Brazil’s Statistics Agency IBGE Faces a Strike That Could Delay Key Data
Politics
Key Facts
—The vote. IBGE’s staff union has called assemblies between July 15 and 24 to decide on a national strike from August 5.
—The target. The dispute pits staff against agency president Márcio Pochmann, whom the union calls authoritarian.
—The grievances. Complaints include cut field allowances, a 60-day freeze on new hires joining hybrid work, and changed career rules.
—The stalemate. The union says Pochmann has refused to meet its representatives for eight months.
—The stakes. IBGE produces Brazil’s inflation, GDP and jobs data, so a stoppage could delay releases markets and the central bank watch.
A possible IBGE strike is brewing at Brazil’s official statistics agency, and the timing could ripple far beyond its offices. Staff are voting on a nationwide stoppage that risks delaying the economic data investors and policymakers rely on.

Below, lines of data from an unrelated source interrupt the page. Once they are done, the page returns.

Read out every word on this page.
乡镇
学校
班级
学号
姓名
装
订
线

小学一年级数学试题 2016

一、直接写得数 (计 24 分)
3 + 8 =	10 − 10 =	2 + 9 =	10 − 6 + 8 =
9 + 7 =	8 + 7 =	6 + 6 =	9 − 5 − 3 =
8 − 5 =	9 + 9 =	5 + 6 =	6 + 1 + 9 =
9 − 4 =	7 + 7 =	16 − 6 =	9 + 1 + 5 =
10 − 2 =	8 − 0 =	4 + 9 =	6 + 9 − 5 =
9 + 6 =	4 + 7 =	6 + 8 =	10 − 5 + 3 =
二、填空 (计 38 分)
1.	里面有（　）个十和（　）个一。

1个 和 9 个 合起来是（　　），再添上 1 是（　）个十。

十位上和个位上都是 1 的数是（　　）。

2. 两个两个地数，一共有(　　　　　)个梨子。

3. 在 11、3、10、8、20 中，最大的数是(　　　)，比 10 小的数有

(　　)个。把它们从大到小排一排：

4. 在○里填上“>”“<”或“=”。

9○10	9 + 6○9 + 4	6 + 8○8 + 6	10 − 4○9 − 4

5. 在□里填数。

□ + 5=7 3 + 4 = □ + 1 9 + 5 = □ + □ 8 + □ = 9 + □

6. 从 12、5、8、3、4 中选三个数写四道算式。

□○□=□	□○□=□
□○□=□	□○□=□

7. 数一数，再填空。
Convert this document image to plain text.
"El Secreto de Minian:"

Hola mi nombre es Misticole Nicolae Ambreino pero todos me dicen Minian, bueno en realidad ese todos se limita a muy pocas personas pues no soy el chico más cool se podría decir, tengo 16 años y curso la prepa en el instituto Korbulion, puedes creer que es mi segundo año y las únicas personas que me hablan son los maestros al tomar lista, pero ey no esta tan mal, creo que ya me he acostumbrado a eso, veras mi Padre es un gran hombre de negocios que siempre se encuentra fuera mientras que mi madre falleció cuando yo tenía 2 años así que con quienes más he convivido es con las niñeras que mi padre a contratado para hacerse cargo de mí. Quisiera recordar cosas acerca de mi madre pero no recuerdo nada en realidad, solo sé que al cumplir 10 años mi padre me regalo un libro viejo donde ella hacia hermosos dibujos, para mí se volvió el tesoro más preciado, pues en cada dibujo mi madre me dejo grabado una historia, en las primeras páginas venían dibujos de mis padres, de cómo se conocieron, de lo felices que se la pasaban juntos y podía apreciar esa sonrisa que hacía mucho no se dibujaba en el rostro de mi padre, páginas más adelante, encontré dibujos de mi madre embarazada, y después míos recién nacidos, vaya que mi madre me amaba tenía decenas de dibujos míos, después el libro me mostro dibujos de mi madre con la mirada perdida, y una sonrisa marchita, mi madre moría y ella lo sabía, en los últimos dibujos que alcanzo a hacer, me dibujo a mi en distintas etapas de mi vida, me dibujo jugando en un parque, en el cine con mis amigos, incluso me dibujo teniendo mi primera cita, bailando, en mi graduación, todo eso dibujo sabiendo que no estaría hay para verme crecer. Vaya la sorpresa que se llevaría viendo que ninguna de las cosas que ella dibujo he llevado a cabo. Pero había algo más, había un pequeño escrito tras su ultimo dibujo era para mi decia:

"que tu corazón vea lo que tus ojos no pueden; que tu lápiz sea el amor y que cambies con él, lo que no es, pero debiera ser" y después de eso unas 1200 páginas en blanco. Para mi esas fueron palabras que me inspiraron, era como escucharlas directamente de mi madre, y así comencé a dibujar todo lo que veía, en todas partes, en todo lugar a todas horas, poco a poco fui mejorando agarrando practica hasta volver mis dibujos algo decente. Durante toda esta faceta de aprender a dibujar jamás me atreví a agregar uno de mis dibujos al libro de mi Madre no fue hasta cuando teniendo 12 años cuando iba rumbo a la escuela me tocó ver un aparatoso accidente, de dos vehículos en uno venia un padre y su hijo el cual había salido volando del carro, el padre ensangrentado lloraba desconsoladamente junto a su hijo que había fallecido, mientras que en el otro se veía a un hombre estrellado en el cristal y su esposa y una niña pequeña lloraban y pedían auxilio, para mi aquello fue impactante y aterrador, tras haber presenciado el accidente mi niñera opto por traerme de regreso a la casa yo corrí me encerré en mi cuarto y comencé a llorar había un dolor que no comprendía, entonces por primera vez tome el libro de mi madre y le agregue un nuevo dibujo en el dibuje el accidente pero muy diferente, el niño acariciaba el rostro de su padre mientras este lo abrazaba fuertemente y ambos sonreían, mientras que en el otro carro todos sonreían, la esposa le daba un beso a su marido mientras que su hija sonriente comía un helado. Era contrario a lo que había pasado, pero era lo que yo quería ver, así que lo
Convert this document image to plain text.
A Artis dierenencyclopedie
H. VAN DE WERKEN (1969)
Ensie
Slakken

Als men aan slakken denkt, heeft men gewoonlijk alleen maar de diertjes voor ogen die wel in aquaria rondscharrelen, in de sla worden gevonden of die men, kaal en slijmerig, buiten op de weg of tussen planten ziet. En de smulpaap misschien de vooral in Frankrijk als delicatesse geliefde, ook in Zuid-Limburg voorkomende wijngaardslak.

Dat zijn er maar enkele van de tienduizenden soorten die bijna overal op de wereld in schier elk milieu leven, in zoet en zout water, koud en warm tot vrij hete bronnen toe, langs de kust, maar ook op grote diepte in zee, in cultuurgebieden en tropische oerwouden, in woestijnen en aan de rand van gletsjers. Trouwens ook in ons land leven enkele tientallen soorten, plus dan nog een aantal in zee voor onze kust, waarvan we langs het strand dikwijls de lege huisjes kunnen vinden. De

The staff union, Assibge-SN, has scheduled assemblies between July 15 and 24 to decide the matter. If members approve, the walkout would begin on August 5 and could reach every unit of the federal body.
What is driving the IBGE strike vote
At the centre of the dispute is agency president Márcio Pochmann, whom the union describes as authoritarian. Three staff groups in Rio de Janeiro have already declared a state of strike.
The grievances are practical as well as political. They include cuts to field allowances that cover survey travel, and a 60-day suspension of new recruits joining the hybrid-work scheme.
Staff also object to unilateral changes to career-progression rules. The union says management altered the work regime through an internal notice, without dialogue, affecting people already finishing a mandatory in-person period.
A dispute that has been building
The union says it has tried for eight months to secure a meeting with Pochmann, without success. It frames the fight in stark terms, arguing the institute needs to be saved from its own management.
The tension is not only about work rules. The union also points to a complaint filed with the federal audit court over the removal of the agency’s national accounts coordinator.
The agency defends its position. It says that after a decade without hiring, it took on its largest-ever intake of staff and needs up to 60 days to standardise a national work regime across its many offices.
The friction is not new to this administration. The union recalls that earlier plans, including a foundation that would have allowed private investment in statistics, were dropped after the audit court intervened.
The agency itself sits under the Planning and Budget Ministry, and the union says it will now seek talks with that ministry and with the public-management ministry to break the deadlock.
Why foreign investors should watch
The reason this internal fight matters abroad is what IBGE produces. It compiles the IPCA inflation index, the national accounts behind GDP, and the household survey that sets the jobless rate.
Those releases feed directly into central-bank rate decisions and market pricing. A drawn-out stoppage could delay them at a sensitive moment, months before an October general election.
For now the strike is only an indicative date, subject to the assembly votes. But for anyone tracking Brazil’s economy, the calendar to watch has just gained a new entry.
When could the IBGE strike begin?
The union has set an indicative start date of August 5, pending approval at state assemblies held between July 15 and 24. Three groups in Rio de Janeiro have already adopted a state of strike.
What are the staff demanding?
They want the reversal of cuts to field allowances, the suspended hybrid-work rule for new hires, and changes to career progression. They also want management to negotiate, saying Pochmann has declined to meet them for months.
Could the IBGE strike affect economic data?
Potentially. IBGE produces Brazil’s inflation, GDP and employment figures, so a prolonged stoppage could delay releases that the central bank and financial markets rely on to guide decisions.